Detective Airhart remained in a coma for two months, but never fully recovered. He was unable to speak, walk or swallow food as a result of injuries he sustained seven years earlier. Airhart’s eventual death was caused by bronchopneumonia, which was linked to the bullet wound he sustained in the shooting. He succumbed to his wounds at 1:00 p.m. on November 4, 2008.

Prior to Detective Airhart’s death, the suspect, Daniel Salley, had been sentenced to life in prison plus 132 years on 14 other counts, including the attempted murder of Detective Airhart. A judge declared him incompetent to stand trial in 2003, but medical experts eventually ruled Salley was fit. Disdaining three court appointed attorneys, Salley represented himself as he had done throughout almost 5 years of legal proceedings. Attorney Richard Kling was allowed to act as his standby attorney, though the two did not consult, and Kling rarely spoke. He admitted the bank robberies, but said he didn’t consider them criminal acts. Salley was eventually found guilty and sentenced to life in prison.

Detective Airhart was waked at Cage Memorial Chapel located at 7651 South Jeffery Boulevard. His funeral mass was held at Rockefeller Memorial Chapel located at 5850 South Woodlawn Avenue.
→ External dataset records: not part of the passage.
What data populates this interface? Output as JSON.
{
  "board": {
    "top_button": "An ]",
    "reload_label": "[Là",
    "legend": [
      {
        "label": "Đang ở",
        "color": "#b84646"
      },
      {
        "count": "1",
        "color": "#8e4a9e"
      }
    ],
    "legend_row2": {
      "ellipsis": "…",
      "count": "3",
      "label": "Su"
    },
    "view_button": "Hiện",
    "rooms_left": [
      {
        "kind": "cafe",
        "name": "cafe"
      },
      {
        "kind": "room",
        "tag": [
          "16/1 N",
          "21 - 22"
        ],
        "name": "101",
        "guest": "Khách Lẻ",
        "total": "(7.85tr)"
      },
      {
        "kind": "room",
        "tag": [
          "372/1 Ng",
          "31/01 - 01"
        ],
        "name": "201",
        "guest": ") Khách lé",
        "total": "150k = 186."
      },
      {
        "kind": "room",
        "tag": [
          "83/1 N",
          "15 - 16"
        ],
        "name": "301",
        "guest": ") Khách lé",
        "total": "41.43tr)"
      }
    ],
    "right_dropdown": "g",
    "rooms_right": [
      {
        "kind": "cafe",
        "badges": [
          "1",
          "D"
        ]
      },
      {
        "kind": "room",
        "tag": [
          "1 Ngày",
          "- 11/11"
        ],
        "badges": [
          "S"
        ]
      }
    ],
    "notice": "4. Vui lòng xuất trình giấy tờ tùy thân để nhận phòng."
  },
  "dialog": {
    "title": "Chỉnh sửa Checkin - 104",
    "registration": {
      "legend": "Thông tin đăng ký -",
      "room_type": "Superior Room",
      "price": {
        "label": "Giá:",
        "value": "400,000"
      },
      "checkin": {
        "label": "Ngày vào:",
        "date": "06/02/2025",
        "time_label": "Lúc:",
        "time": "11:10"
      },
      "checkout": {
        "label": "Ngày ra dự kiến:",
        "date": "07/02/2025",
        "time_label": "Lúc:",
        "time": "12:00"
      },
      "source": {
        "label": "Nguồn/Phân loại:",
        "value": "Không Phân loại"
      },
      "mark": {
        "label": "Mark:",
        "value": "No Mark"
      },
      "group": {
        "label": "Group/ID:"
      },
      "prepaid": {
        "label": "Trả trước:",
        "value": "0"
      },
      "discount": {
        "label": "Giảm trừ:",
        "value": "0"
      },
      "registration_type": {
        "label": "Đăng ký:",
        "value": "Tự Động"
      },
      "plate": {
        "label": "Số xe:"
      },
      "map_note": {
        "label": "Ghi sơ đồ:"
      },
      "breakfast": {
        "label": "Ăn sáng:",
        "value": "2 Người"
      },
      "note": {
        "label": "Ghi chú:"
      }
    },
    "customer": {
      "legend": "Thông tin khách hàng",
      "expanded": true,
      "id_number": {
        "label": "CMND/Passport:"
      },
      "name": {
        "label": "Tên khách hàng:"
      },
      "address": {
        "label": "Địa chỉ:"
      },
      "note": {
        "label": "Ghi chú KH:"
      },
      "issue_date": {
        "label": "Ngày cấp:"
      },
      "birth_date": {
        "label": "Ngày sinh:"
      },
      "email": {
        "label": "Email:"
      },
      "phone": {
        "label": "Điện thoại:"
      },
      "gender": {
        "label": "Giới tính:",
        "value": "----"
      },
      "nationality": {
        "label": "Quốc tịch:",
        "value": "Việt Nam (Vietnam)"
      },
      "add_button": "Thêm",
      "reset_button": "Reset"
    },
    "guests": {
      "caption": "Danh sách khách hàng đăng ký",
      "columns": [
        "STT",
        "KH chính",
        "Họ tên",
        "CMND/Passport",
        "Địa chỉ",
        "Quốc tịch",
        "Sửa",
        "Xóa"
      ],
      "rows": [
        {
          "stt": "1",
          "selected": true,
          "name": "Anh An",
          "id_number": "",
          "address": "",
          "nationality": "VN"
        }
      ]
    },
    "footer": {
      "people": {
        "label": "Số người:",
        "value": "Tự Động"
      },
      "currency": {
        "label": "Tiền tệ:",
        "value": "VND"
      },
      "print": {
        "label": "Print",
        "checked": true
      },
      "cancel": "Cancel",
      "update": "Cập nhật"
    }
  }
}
He was laid to rest on November 10, 2008 in Beverly Cemetery, 12000 South Kedzie Avenue, Blue Island, Illinois.

Detective Joseph M. Airhart, Jr., born October 21, 1955, received his Probationary Appointment to the Chicago Police Department on November 29, 1982 and was issued Star #6460. On December 4, 1998, he was promoted to Detective and issued Star #20931. He earned 1 Superintendent’s Award of Valor, 1 Hundred Club of Cook County Medal of Valor, 1 Police Blue Star Award, 2 Unit Meritorious Performance Awards, 12 Department Commendations, 83 Honorable Mentions, The 2008 Hero Award, 1 State Crime Commission Officer of the Year Award, 1 FBI Star, 1 FBI Medal of Valor and 8 Complimentary Letters during his career.

Detective Airhart was a member of the Fraternal Order of Police. He was survived by his daughter, Melissa; parents: Clemmie Faye (nee Surratt) and Joseph M.; siblings: Debra, Denise and Zeddie.

Incident Recorded Under Chicago Police Department RD #G514099 and HP665338.